Former slave Toussaint Louverture lives on as a leader who briefly but successfully organized his country under an egalitarian, socialist regime, though he died 2 years before Haiti became free. He also gets a prominent look in 2022’s Black Panther: Wakanda Forever

  • Little Sims’ follows last year’s critically acclaimed Sometimes I might Be Introvert album with new single Gorilla, a relaxed yet confident victory lap, replete with fanfare from a horn section and four straight minutes of bars from Sims.

An Aside, for Bright Eyes:

Light Pollution tells the (probably) fictional story of a friend of Conor Oberst’s, name checked as John A. Hobson, an early socialist economic thinker who Conor describes as the type of friend who doesn’t have much, but is happy to loan you books and music equipment. Considering that the entire mission of the so-called West for the last century has been the smothering of Marxist and socialist movements, it’s not a pleasant world to live in for someone like John, who eventually enacts the only truly revolutionary act of deliberate suicide. Bright Eyes lyrics can largely be described as more poetic than literal, which makes the vulgar prose of Light Pollution even more stark. 

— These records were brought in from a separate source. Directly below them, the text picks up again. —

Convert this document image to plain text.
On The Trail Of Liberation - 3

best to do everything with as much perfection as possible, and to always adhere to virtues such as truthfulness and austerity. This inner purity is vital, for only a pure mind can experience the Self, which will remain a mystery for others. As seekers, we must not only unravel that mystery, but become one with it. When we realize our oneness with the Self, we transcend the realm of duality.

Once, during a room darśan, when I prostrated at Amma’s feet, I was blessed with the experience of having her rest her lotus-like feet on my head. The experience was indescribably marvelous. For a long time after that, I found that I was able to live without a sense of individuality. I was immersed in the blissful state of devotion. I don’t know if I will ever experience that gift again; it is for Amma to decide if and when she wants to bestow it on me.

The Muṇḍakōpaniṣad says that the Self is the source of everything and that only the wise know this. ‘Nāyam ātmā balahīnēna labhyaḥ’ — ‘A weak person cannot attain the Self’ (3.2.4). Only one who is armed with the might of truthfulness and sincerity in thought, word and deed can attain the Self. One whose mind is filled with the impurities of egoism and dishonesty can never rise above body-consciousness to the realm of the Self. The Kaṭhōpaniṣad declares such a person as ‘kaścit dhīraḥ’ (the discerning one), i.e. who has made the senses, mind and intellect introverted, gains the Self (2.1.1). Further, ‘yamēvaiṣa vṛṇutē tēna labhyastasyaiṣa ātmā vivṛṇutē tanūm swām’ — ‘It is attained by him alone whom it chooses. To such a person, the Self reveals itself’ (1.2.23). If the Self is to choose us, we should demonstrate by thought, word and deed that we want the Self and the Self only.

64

Uncommonly vulgar lyrics like “all the trash / at his feet / the pools of piss / in the street” reflect Conor’s (Bright Eyes) rage, especially at the inability to live with dignity if you don’t have a lot of money. At the moment suicide is cemented in Hobson’s mind — triggered by some repulsive mass display of patriotism, the tempo of the track increases, building to a jubilant yet morbid crescendo as Hobson intentionally, and fatally, wrecks his car. 

  • Indie rock super group Boygenius are BACK, baby, with a brand new record set to release this year. They previewed several tracks off of it, my favorite being $20, included here. Comprised of Phoebe Bridgers, Lucy Dacus, and Julien Baker, their 2018 record feels like a lifetime ago. Phoebe Bridgers (whose solo track So Much Wine closes out this playlist) is significantly more famous now than she was then, so hopefully we see a similar boosting of the careers of her other two, extremely talented counterparts

Pictured: Boygenius. Julien Baker (center) relapsed into opioid addiction after the completion of Boygenius’ first tour. One has to imagine that contributes to the 5 year break between albums.

  • The album art comes from Stephen Soderbergh’s excellent 1998 film Out Of Sight, in which George Clooney plays an escaped convict trying to make it to Mexico, and freedom, while dodging Jennifer Lopez’ straight edge detective the whole way.